Begitu juga Menteri Keuangan Sri Mulyani Indrawati yang menghadapi kendala serupa lantaran salah satu bisa mengancam nyawa manusia. “Sementara yang satu juga bisa mengancam jiwa melalui pendapatan masyarakat," kata Sri Mulyani.

PASAR ASEM REGES DITUTUP SEMENTARA (ANTARA FOTO/Nova Wahyudi/foc.)

Direktur Riset Institute for Development of Economics and Finance (Indef) Berly Martawardaya mengatakan RI tak bisa memilih antara mendahulukan kesehatan atau ekonomi. Namun, masyarakat perlu melewati pandemi dengan kondisi ekonomi mereka yang terjaga. "Jadi, tujuan kebijakannya sampai vaksin datang," katanya.

Apalagi 58% ekonomi Indonesia ditopang dari sektor konsumsi.

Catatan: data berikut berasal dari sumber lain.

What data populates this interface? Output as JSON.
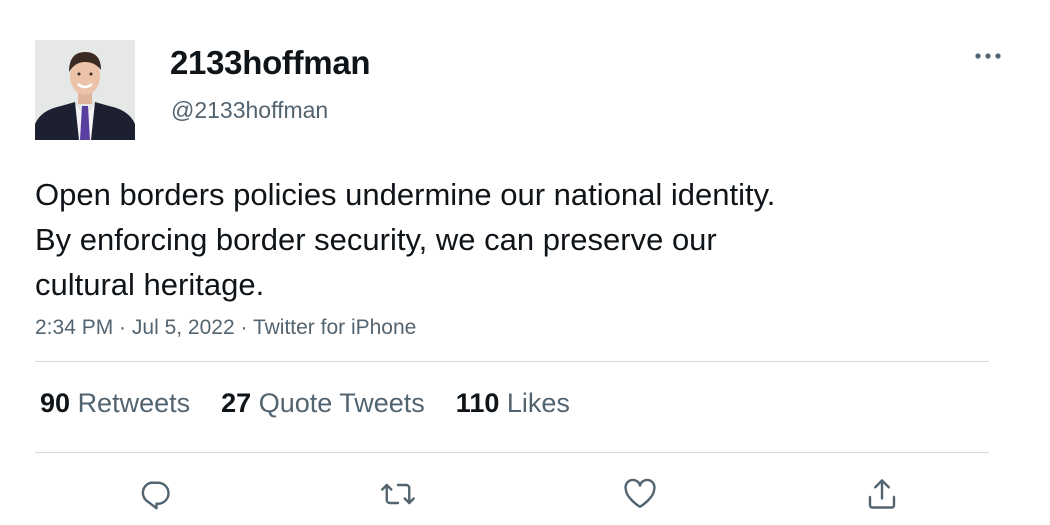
{
  "user": {
    "display_name": "2133hoffman",
    "handle": "@2133hoffman",
    "avatar_icon": "profile-photo"
  },
  "tweet": {
    "text_lines": [
      "Open borders policies undermine our national identity.",
      "By enforcing border security, we can preserve our",
      "cultural heritage."
    ],
    "time": "2:34 PM",
    "date": "Jul 5, 2022",
    "source": "Twitter for iPhone",
    "separator": " · "
  },
  "stats": [
    {
      "count": "90",
      "label": "Retweets"
    },
    {
      "count": "27",
      "label": "Quote Tweets"
    },
    {
      "count": "110",
      "label": "Likes"
    }
  ],
  "actions": [
    {
      "icon": "reply-icon"
    },
    {
      "icon": "retweet-icon"
    },
    {
      "icon": "like-icon"
    },
    {
      "icon": "share-icon"
    }
  ],
  "more_icon": "more-icon",
  "colors": {
    "text": "#0f1419",
    "secondary": "#536471",
    "divider": "#cfd9de"
  }
}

Oleh sebab itu pemerintah perlu memetakan pekerja sektor mana saja yang berisiko terdampak dan memerlukan bansos paling cepat. “Pekerja salon, pelayan, sektor pariwisata itu diberi dukungan,” kata dia.

Penasihat Direktur Jenderal WHO bidang Gender dan Kepemudaan Diah Satyani Saminarsih berharap PSBB bisa diimbangi daerah dalam menggelar tes dan penelusuran kasus aktif.

Diah juga mengatakan saat ini sudah terlambat bagi pemerintah untuk memilih salah satu sektor untuk dibenahi terlebih dulu. Ini lantaran mereka dianggap telah terlambat menangani penularan Covid-19 saat PSBB pertama.

“Karena orang akan (bersedia) ada di rumah kalau masih punya tabungan. Namun tabungan sudah habis saat PSBB sebelumnya,” kata Diah.